When evangelicals entered the pro-life movement in large numbers in the late 1970s and 1980s, they brought with them a new political framework for the movement. Instead of a Catholic social vision of mutual obligations, the vision many evangelicals had was the recovery of a America which they thought was committed to Christian ideals. Overturning Roe became their holy grail because they saw Roe as the pillar of a secular liberal state that was destroying the family and the nation, in addition to the lives of the unborn.

But now that Roe has been overturned, it is not clear that conservative evangelicals are any closer to their dream of restoring Christian morality in the nation. The end of Roe has not produced a Christian nation, but instead a divided one. States in the Bible belt and other conservative areas of the Midwest and Mountain West have acted quickly to restrict abortion. On the other hand, the states of the Northeast and Pacific West, along with some Democratic states in other regions, have expanded abortion availability. Congress is deeply divided on abortion, and the bipartisan support for the pro-life cause that existed in the pre-Roe era is nowhere to be seen. 

Perhaps it is time to look back to the early pro-life movement for insights into how to transcend this partisan divide and discover a pro-life ethic that will protect the unborn while also winning allies from both sides of the political aisle. 

Recovering the Ways of the Pre-Roe Pro-Life Movement

Recovering a pro-life vision that transcends partisan divisions is critically important in our current political climate, because if we want to support the work of pro-life Christians in “blue states” and “blue cities,” pro-life activism cannot merely mean a strategy of attempting to make abortion illegal, though that is a noble goal. We have to find a way to save preborn lives even where abortion is legal.

This is where the pre-Roe pro-life movement’s comprehensive social vision would be helpful.

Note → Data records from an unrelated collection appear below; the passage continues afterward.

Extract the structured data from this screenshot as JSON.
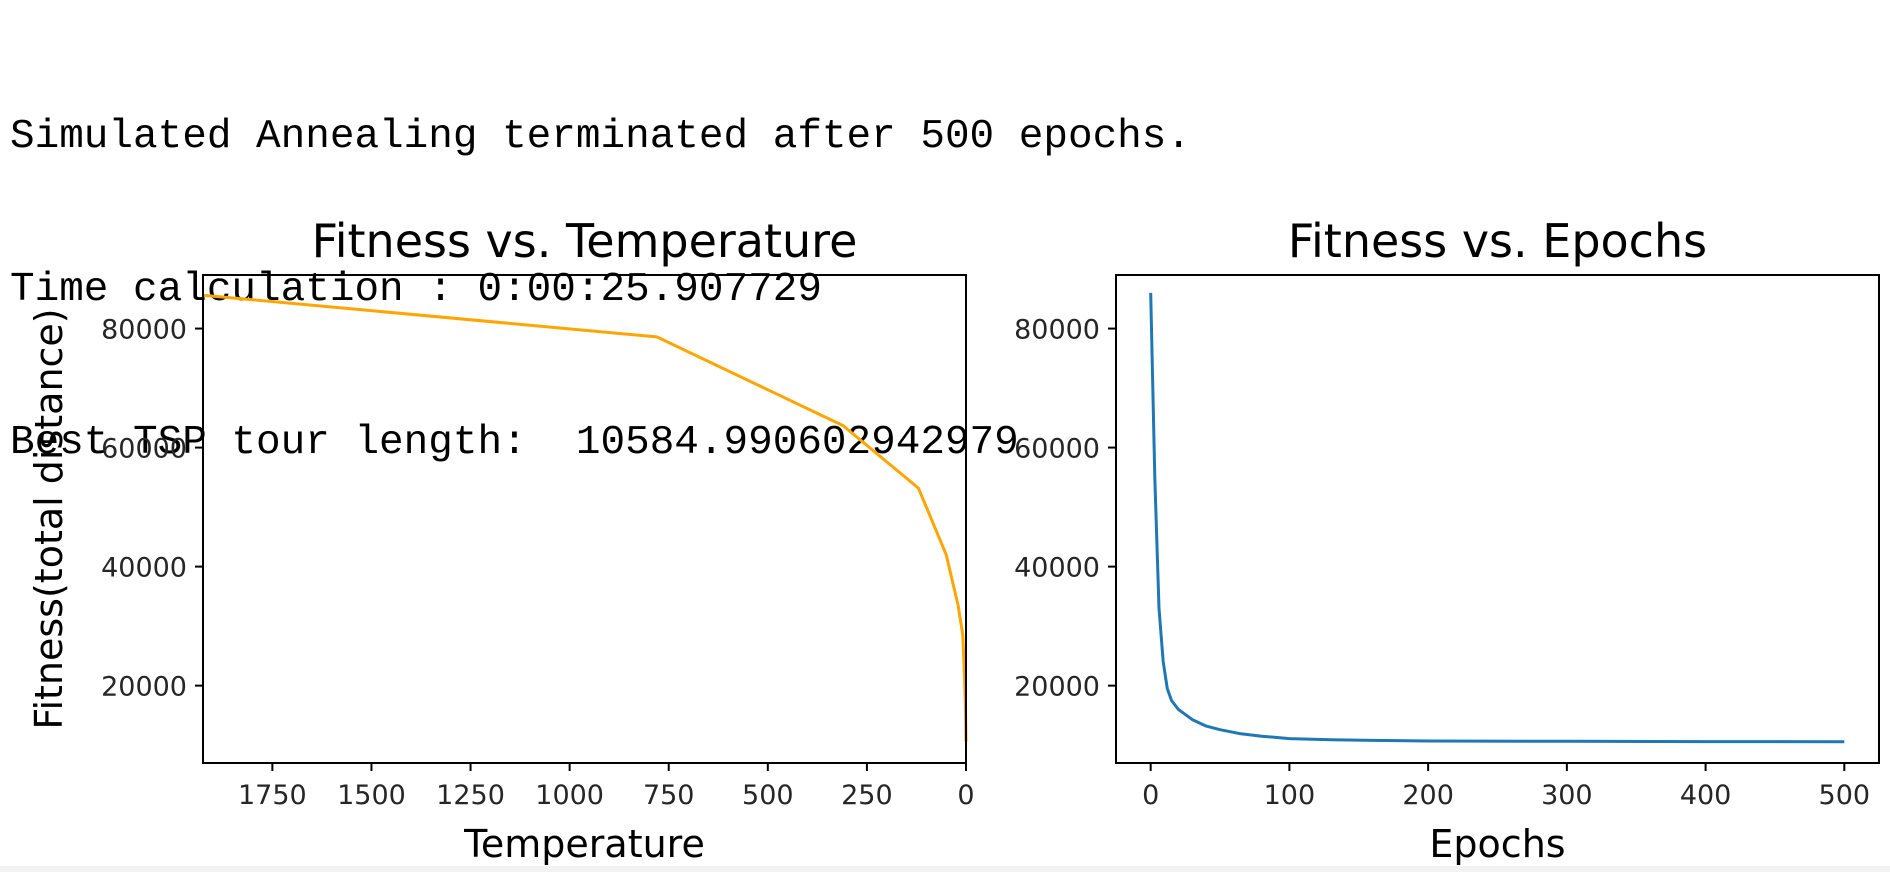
{
  "console": {
    "lines": [
      "Simulated Annealing terminated after 500 epochs.",
      "Time calculation : 0:00:25.907729",
      "Best TSP tour length:  10584.990602942979"
    ]
  },
  "colors": {
    "temperature_line": "#FFA500",
    "epochs_line": "#1F77B4",
    "axis": "#000000",
    "text": "#262626"
  },
  "chart_data": [
    {
      "type": "line",
      "title": "Fitness vs. Temperature",
      "xlabel": "Temperature",
      "ylabel": "Fitness(total distance)",
      "x_inverted": true,
      "xlim": [
        1925,
        0
      ],
      "ylim": [
        7000,
        89000
      ],
      "xticks": [
        1750,
        1500,
        1250,
        1000,
        750,
        500,
        250,
        0
      ],
      "xtick_labels": [
        "1750",
        "1500",
        "1250",
        "1000",
        "750",
        "500",
        "250",
        "0"
      ],
      "yticks": [
        20000,
        40000,
        60000,
        80000
      ],
      "ytick_labels": [
        "20000",
        "40000",
        "60000",
        "80000"
      ],
      "series": [
        {
          "color": "#FFA500",
          "x": [
            1925,
            780,
            310,
            120,
            50,
            20,
            8,
            3,
            1,
            0.3,
            0
          ],
          "y": [
            85600,
            78600,
            63700,
            53200,
            42000,
            33500,
            28500,
            20000,
            15000,
            11500,
            10585
          ]
        }
      ]
    },
    {
      "type": "line",
      "title": "Fitness vs. Epochs",
      "xlabel": "Epochs",
      "ylabel": "",
      "xlim": [
        -25,
        525
      ],
      "ylim": [
        7000,
        89000
      ],
      "xticks": [
        0,
        100,
        200,
        300,
        400,
        500
      ],
      "xtick_labels": [
        "0",
        "100",
        "200",
        "300",
        "400",
        "500"
      ],
      "yticks": [
        20000,
        40000,
        60000,
        80000
      ],
      "ytick_labels": [
        "20000",
        "40000",
        "60000",
        "80000"
      ],
      "series": [
        {
          "color": "#1F77B4",
          "x": [
            0,
            3,
            6,
            9,
            12,
            15,
            20,
            30,
            40,
            50,
            65,
            80,
            100,
            130,
            160,
            200,
            300,
            400,
            500
          ],
          "y": [
            86000,
            55000,
            33000,
            24000,
            19500,
            17500,
            16000,
            14300,
            13200,
            12600,
            11900,
            11500,
            11100,
            10900,
            10800,
            10700,
            10650,
            10600,
            10585
          ]
        }
      ]
    }
  ]
}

Instead of merely seeking to make abortion illegal, many pro-life activists in the early 1970s sought to expand prenatal healthcare and protect the health of both mothers and children, as well as the lives of all people before and after birth. Some sought legal reforms that would make it easier for children to be adopted. Some wanted to expand disability insurance and create state subsidies that would give parents of children with Down syndrome and other severe disabilities the financial resources to care for their children. 

A few of these proposed reforms might win support in blue states as well as red ones today. If pro-lifers are narrowly focused on making abortion illegal, they will likely experience repeated frustration outside of conservative regions of the country. But if, on the other hand, their goal is a more comprehensive vision of human flourishing for people before and after birth, they will probably be able to find many creative ways to save human lives (including the lives of the preborn) even in states that strongly resist the idea of restricting abortion. 

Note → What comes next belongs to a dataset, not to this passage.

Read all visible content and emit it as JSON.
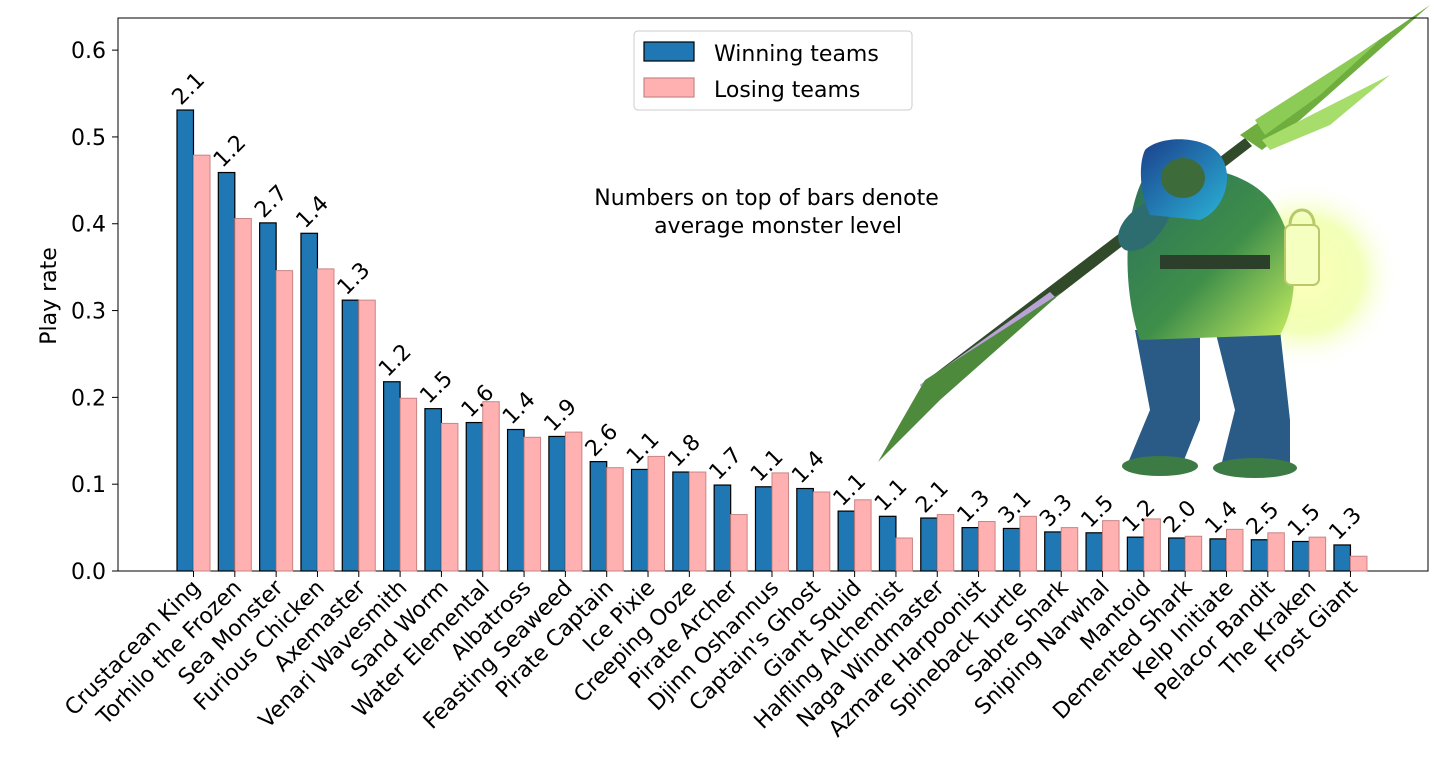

This approach is different than that envisioned by some Christian political activists of the past. But it will promote the principles of God’s kingdom, and it might even lead to some gospel-centered conversations with people who strongly believe in abortion rights but are curious about Christians who want to help single mothers access affordable healthcare or who are willing to make substantial financial and personal sacrifices to care for children with Down syndrome. 

The fight against abortion cannot be won solely through politics. After all, even the pro-life activists of the pre-Roe era did not prevent the legalization of abortion in every state—nor were they able to avert the Supreme Court’s decision in Roe v. Wade. But they did bear witness to the great value of every human life, and they left behind a vision for human flourishing that can be applied to the political realm, as well as to efforts that transcend politics. At a time when we in the pro-life movement are seeking a path forward through uncharted political waters, the recovery of that vision holds a lot of promise.